Order of Element Divides Order of Group

In a finite group, the order of any element divides the order of the group.

Order of Element Divides Order of Group

Order of Element Divides Order of Group: Let $G$ be a finite group (so $|G|$ denotes its cardinality), and let $g\in G$ . The order of $g$ , written $\operatorname{ord}(g)$ , is the least integer $n\ge 1$ such that $g^n=e$ , where $e$ is the identity element of $G$ . Then

\operatorname{ord}(g)\ \mid\ |G|.

Equivalently, if $\langle g\rangle$ denotes the cyclic subgroup generated by $g$ , then $|\langle g\rangle|=\operatorname{ord}(g)$ and $|\langle g\rangle|\mid |G|$ .

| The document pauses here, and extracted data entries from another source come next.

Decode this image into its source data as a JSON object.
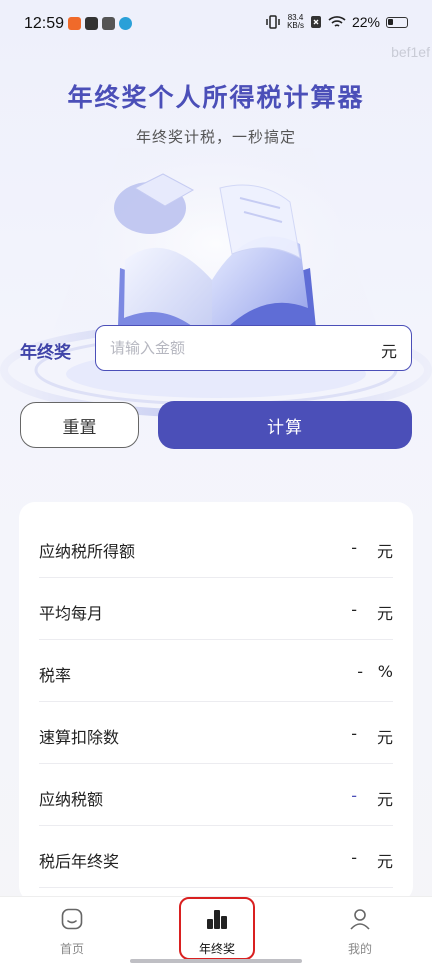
{
  "status_bar": {
    "time": "12:59",
    "net_speed_value": "83.4",
    "net_speed_unit": "KB/s",
    "battery": "22%"
  },
  "watermark": "bef1ef",
  "header": {
    "title": "年终奖个人所得税计算器",
    "subtitle": "年终奖计税，一秒搞定"
  },
  "input": {
    "label": "年终奖",
    "placeholder": "请输入金额",
    "value": "",
    "unit": "元"
  },
  "buttons": {
    "reset": "重置",
    "calculate": "计算"
  },
  "results": [
    {
      "label": "应纳税所得额",
      "value": "-",
      "unit": "元"
    },
    {
      "label": "平均每月",
      "value": "-",
      "unit": "元"
    },
    {
      "label": "税率",
      "value": "-",
      "unit": "%"
    },
    {
      "label": "速算扣除数",
      "value": "-",
      "unit": "元"
    },
    {
      "label": "应纳税额",
      "value": "-",
      "unit": "元"
    },
    {
      "label": "税后年终奖",
      "value": "-",
      "unit": "元"
    }
  ],
  "tabs": [
    {
      "label": "首页",
      "icon": "home-icon"
    },
    {
      "label": "年终奖",
      "icon": "bar-chart-icon",
      "active": true
    },
    {
      "label": "我的",
      "icon": "user-icon"
    }
  ],
  "colors": {
    "accent": "#4b4fb8",
    "highlight": "#d92020"
  }
}
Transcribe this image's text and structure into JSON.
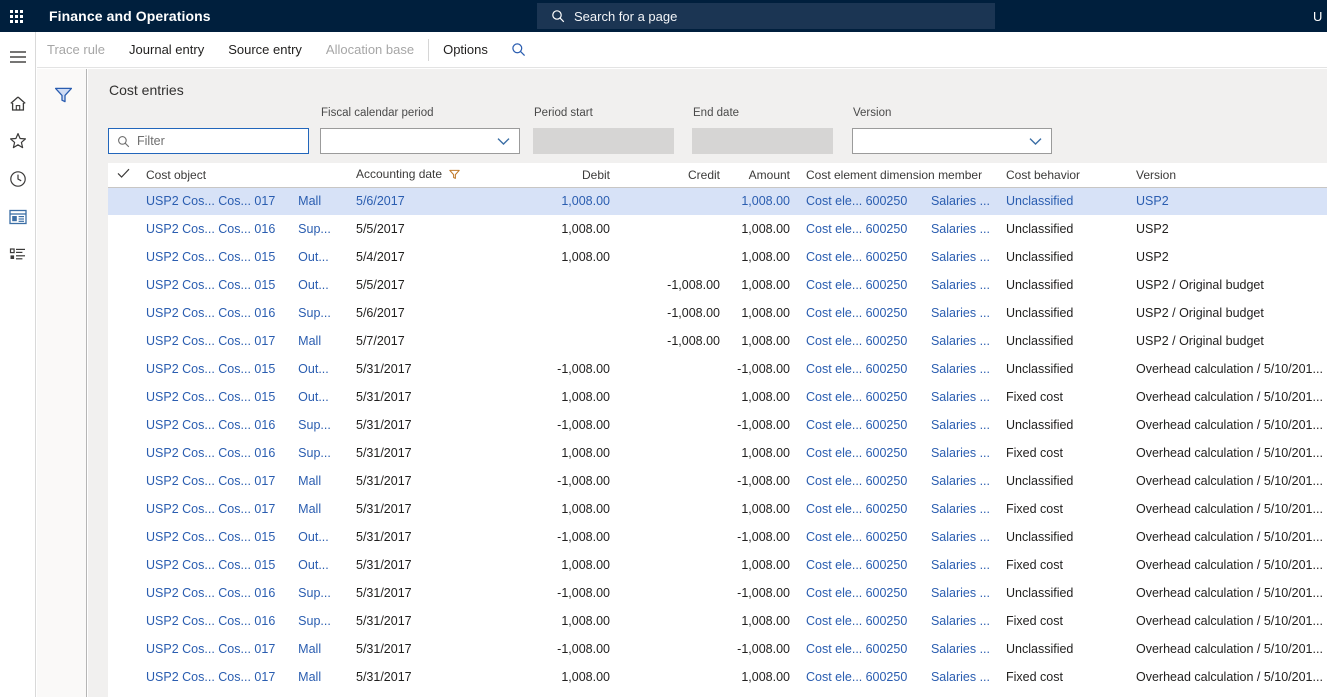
{
  "topbar": {
    "waffle_icon": "app-launcher-icon",
    "app_title": "Finance and Operations",
    "search_placeholder": "Search for a page",
    "search_icon": "search-icon",
    "edge_char": "U"
  },
  "rail": {
    "items": [
      {
        "name": "hamburger-menu",
        "icon": "hamburger-icon"
      },
      {
        "name": "home",
        "icon": "home-icon"
      },
      {
        "name": "favorites",
        "icon": "star-icon"
      },
      {
        "name": "recent",
        "icon": "clock-icon"
      },
      {
        "name": "workspaces",
        "icon": "dashboard-tile-icon"
      },
      {
        "name": "modules",
        "icon": "list-icon"
      }
    ]
  },
  "commandbar": {
    "tabs": [
      {
        "label": "Trace rule",
        "enabled": false
      },
      {
        "label": "Journal entry",
        "enabled": true
      },
      {
        "label": "Source entry",
        "enabled": true
      },
      {
        "label": "Allocation base",
        "enabled": false
      },
      {
        "label": "Options",
        "enabled": true
      }
    ],
    "search_icon": "search-icon"
  },
  "filter_rail": {
    "funnel_icon": "filter-funnel-icon"
  },
  "page": {
    "title": "Cost entries"
  },
  "form": {
    "filter": {
      "label": "",
      "placeholder": "Filter",
      "value": "",
      "icon": "search-icon"
    },
    "fiscal_calendar_period": {
      "label": "Fiscal calendar period",
      "value": ""
    },
    "period_start": {
      "label": "Period start",
      "value": ""
    },
    "end_date": {
      "label": "End date",
      "value": ""
    },
    "version": {
      "label": "Version",
      "value": ""
    }
  },
  "grid": {
    "columns": [
      "Cost object",
      "Accounting date",
      "Debit",
      "Credit",
      "Amount",
      "Cost element dimension member",
      "Cost behavior",
      "Version"
    ],
    "accounting_date_has_filter": true,
    "selected_row_index": 0,
    "rows": [
      {
        "co1": "USP2",
        "co2": "Cos...",
        "co3": "Cos...",
        "co4": "017",
        "co5": "Mall",
        "date": "5/6/2017",
        "debit": "1,008.00",
        "credit": "",
        "amount": "1,008.00",
        "ce1": "Cost ele...",
        "ce2": "600250",
        "ce3": "Salaries ...",
        "behavior": "Unclassified",
        "version": "USP2"
      },
      {
        "co1": "USP2",
        "co2": "Cos...",
        "co3": "Cos...",
        "co4": "016",
        "co5": "Sup...",
        "date": "5/5/2017",
        "debit": "1,008.00",
        "credit": "",
        "amount": "1,008.00",
        "ce1": "Cost ele...",
        "ce2": "600250",
        "ce3": "Salaries ...",
        "behavior": "Unclassified",
        "version": "USP2"
      },
      {
        "co1": "USP2",
        "co2": "Cos...",
        "co3": "Cos...",
        "co4": "015",
        "co5": "Out...",
        "date": "5/4/2017",
        "debit": "1,008.00",
        "credit": "",
        "amount": "1,008.00",
        "ce1": "Cost ele...",
        "ce2": "600250",
        "ce3": "Salaries ...",
        "behavior": "Unclassified",
        "version": "USP2"
      },
      {
        "co1": "USP2",
        "co2": "Cos...",
        "co3": "Cos...",
        "co4": "015",
        "co5": "Out...",
        "date": "5/5/2017",
        "debit": "",
        "credit": "-1,008.00",
        "amount": "1,008.00",
        "ce1": "Cost ele...",
        "ce2": "600250",
        "ce3": "Salaries ...",
        "behavior": "Unclassified",
        "version": "USP2 / Original budget"
      },
      {
        "co1": "USP2",
        "co2": "Cos...",
        "co3": "Cos...",
        "co4": "016",
        "co5": "Sup...",
        "date": "5/6/2017",
        "debit": "",
        "credit": "-1,008.00",
        "amount": "1,008.00",
        "ce1": "Cost ele...",
        "ce2": "600250",
        "ce3": "Salaries ...",
        "behavior": "Unclassified",
        "version": "USP2 / Original budget"
      },
      {
        "co1": "USP2",
        "co2": "Cos...",
        "co3": "Cos...",
        "co4": "017",
        "co5": "Mall",
        "date": "5/7/2017",
        "debit": "",
        "credit": "-1,008.00",
        "amount": "1,008.00",
        "ce1": "Cost ele...",
        "ce2": "600250",
        "ce3": "Salaries ...",
        "behavior": "Unclassified",
        "version": "USP2 / Original budget"
      },
      {
        "co1": "USP2",
        "co2": "Cos...",
        "co3": "Cos...",
        "co4": "015",
        "co5": "Out...",
        "date": "5/31/2017",
        "debit": "-1,008.00",
        "credit": "",
        "amount": "-1,008.00",
        "ce1": "Cost ele...",
        "ce2": "600250",
        "ce3": "Salaries ...",
        "behavior": "Unclassified",
        "version": "Overhead calculation / 5/10/201..."
      },
      {
        "co1": "USP2",
        "co2": "Cos...",
        "co3": "Cos...",
        "co4": "015",
        "co5": "Out...",
        "date": "5/31/2017",
        "debit": "1,008.00",
        "credit": "",
        "amount": "1,008.00",
        "ce1": "Cost ele...",
        "ce2": "600250",
        "ce3": "Salaries ...",
        "behavior": "Fixed cost",
        "version": "Overhead calculation / 5/10/201..."
      },
      {
        "co1": "USP2",
        "co2": "Cos...",
        "co3": "Cos...",
        "co4": "016",
        "co5": "Sup...",
        "date": "5/31/2017",
        "debit": "-1,008.00",
        "credit": "",
        "amount": "-1,008.00",
        "ce1": "Cost ele...",
        "ce2": "600250",
        "ce3": "Salaries ...",
        "behavior": "Unclassified",
        "version": "Overhead calculation / 5/10/201..."
      },
      {
        "co1": "USP2",
        "co2": "Cos...",
        "co3": "Cos...",
        "co4": "016",
        "co5": "Sup...",
        "date": "5/31/2017",
        "debit": "1,008.00",
        "credit": "",
        "amount": "1,008.00",
        "ce1": "Cost ele...",
        "ce2": "600250",
        "ce3": "Salaries ...",
        "behavior": "Fixed cost",
        "version": "Overhead calculation / 5/10/201..."
      },
      {
        "co1": "USP2",
        "co2": "Cos...",
        "co3": "Cos...",
        "co4": "017",
        "co5": "Mall",
        "date": "5/31/2017",
        "debit": "-1,008.00",
        "credit": "",
        "amount": "-1,008.00",
        "ce1": "Cost ele...",
        "ce2": "600250",
        "ce3": "Salaries ...",
        "behavior": "Unclassified",
        "version": "Overhead calculation / 5/10/201..."
      },
      {
        "co1": "USP2",
        "co2": "Cos...",
        "co3": "Cos...",
        "co4": "017",
        "co5": "Mall",
        "date": "5/31/2017",
        "debit": "1,008.00",
        "credit": "",
        "amount": "1,008.00",
        "ce1": "Cost ele...",
        "ce2": "600250",
        "ce3": "Salaries ...",
        "behavior": "Fixed cost",
        "version": "Overhead calculation / 5/10/201..."
      },
      {
        "co1": "USP2",
        "co2": "Cos...",
        "co3": "Cos...",
        "co4": "015",
        "co5": "Out...",
        "date": "5/31/2017",
        "debit": "-1,008.00",
        "credit": "",
        "amount": "-1,008.00",
        "ce1": "Cost ele...",
        "ce2": "600250",
        "ce3": "Salaries ...",
        "behavior": "Unclassified",
        "version": "Overhead calculation / 5/10/201..."
      },
      {
        "co1": "USP2",
        "co2": "Cos...",
        "co3": "Cos...",
        "co4": "015",
        "co5": "Out...",
        "date": "5/31/2017",
        "debit": "1,008.00",
        "credit": "",
        "amount": "1,008.00",
        "ce1": "Cost ele...",
        "ce2": "600250",
        "ce3": "Salaries ...",
        "behavior": "Fixed cost",
        "version": "Overhead calculation / 5/10/201..."
      },
      {
        "co1": "USP2",
        "co2": "Cos...",
        "co3": "Cos...",
        "co4": "016",
        "co5": "Sup...",
        "date": "5/31/2017",
        "debit": "-1,008.00",
        "credit": "",
        "amount": "-1,008.00",
        "ce1": "Cost ele...",
        "ce2": "600250",
        "ce3": "Salaries ...",
        "behavior": "Unclassified",
        "version": "Overhead calculation / 5/10/201..."
      },
      {
        "co1": "USP2",
        "co2": "Cos...",
        "co3": "Cos...",
        "co4": "016",
        "co5": "Sup...",
        "date": "5/31/2017",
        "debit": "1,008.00",
        "credit": "",
        "amount": "1,008.00",
        "ce1": "Cost ele...",
        "ce2": "600250",
        "ce3": "Salaries ...",
        "behavior": "Fixed cost",
        "version": "Overhead calculation / 5/10/201..."
      },
      {
        "co1": "USP2",
        "co2": "Cos...",
        "co3": "Cos...",
        "co4": "017",
        "co5": "Mall",
        "date": "5/31/2017",
        "debit": "-1,008.00",
        "credit": "",
        "amount": "-1,008.00",
        "ce1": "Cost ele...",
        "ce2": "600250",
        "ce3": "Salaries ...",
        "behavior": "Unclassified",
        "version": "Overhead calculation / 5/10/201..."
      },
      {
        "co1": "USP2",
        "co2": "Cos...",
        "co3": "Cos...",
        "co4": "017",
        "co5": "Mall",
        "date": "5/31/2017",
        "debit": "1,008.00",
        "credit": "",
        "amount": "1,008.00",
        "ce1": "Cost ele...",
        "ce2": "600250",
        "ce3": "Salaries ...",
        "behavior": "Fixed cost",
        "version": "Overhead calculation / 5/10/201..."
      }
    ]
  },
  "colors": {
    "topbar_bg": "#001f3d",
    "search_bg": "#1b3553",
    "link": "#2a5db0",
    "selected_row_bg": "#d7e2f7",
    "content_bg": "#f1f0ef",
    "focus_border": "#2266bb"
  }
}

This is an immediate corollary of Lagrange's theorem applied to the subgroup $\langle g\rangle\le G$ .

Examples:

In the symmetric group $S_3$ (which has $|S_3|=6$ ), the 3-cycle $(123)$ has $\operatorname{ord}((123))=3$ , and $3\mid 6$ .
In the additive group $\mathbb{Z}/12\mathbb{Z}$ , the element $4$ has order $3$ because $3\cdot 4\equiv 0\pmod{12}$ and no smaller positive multiple is $0$ ; indeed $3\mid 12$ .
The identity element always has order $1$ , and $1$ divides every integer $|G|$ .